Not yet - I was hoping this was a common issue with pups (or at least with this breed), so I could get advice without spending a fortune on check ups! However it doesn't seem like a particularly common problem, so I'll be taking her tomorrow to see our vet.
Thank you all for your help - I'll let you know what happens


----------



## SerCopper (Nov 1, 2011)

Have you tried fish (salmon) based food with her or some cooked chicken? Is it really on where you are right now? My guy won't eat much when it's really hot...


----------



## jld640 (Sep 29, 2010)

Lots of good suggestions (especially making sure with the vet), so I'm going to try a few other angles.

First - will she eat kibble from your hand? Savannah was/is picky, but once she gets started eating, she will eat her fill. Her fill was not necessarily everything I put down in front of her, but she would eat enough to keep me from worrying if I could just get her started.

Second - if you spill the food out onto the floor, will she eat any of it? We went through a very long phase where she hated her bowl. At work, she still eats out of an upside down frisbee. I assume because it has no sides and possibly because it is plastic so there are no distracting reflections like a metal bowl.

Third - have you tried teaching her 'catch' with kibble? If she is just bored with eating, then getting her to focus on catching a piece of kibble at a time might get her started enough for her to realize she is hungry. You might also have some luck with 'find' games; although our success with them was mixed.

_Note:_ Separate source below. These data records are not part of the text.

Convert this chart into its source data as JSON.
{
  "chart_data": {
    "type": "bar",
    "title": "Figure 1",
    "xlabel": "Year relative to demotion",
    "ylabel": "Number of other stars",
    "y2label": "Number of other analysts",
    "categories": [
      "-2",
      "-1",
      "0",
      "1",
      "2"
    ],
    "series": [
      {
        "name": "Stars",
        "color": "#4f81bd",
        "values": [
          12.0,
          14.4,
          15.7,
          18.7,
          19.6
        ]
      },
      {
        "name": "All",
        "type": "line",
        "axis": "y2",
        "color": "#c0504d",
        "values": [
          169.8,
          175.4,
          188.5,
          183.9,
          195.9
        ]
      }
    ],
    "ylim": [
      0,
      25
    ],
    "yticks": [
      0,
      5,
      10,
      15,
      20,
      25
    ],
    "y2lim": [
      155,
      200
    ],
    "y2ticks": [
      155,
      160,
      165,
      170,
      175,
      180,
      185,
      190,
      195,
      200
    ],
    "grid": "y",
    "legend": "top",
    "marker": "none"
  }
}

Hope you figure out a working solution for you both soon!


----------



## kclose (Apr 30, 2012)

The vomiting is due to low blood sugar due to lack of food. Try feeding her 3 times a day (2 larger meals in the morning and evening and an afternoon snack about 1/2 cup). This started happening to our boy, Woodford. He would vomit before breakfast and it was just bile. Now that he gets a small afternoon snack, he does just fine. As far as her not eating her food, try mixing some wet and dry, or boiled chicken or plain white rice. Maybe try a different, more flavorful food.


----------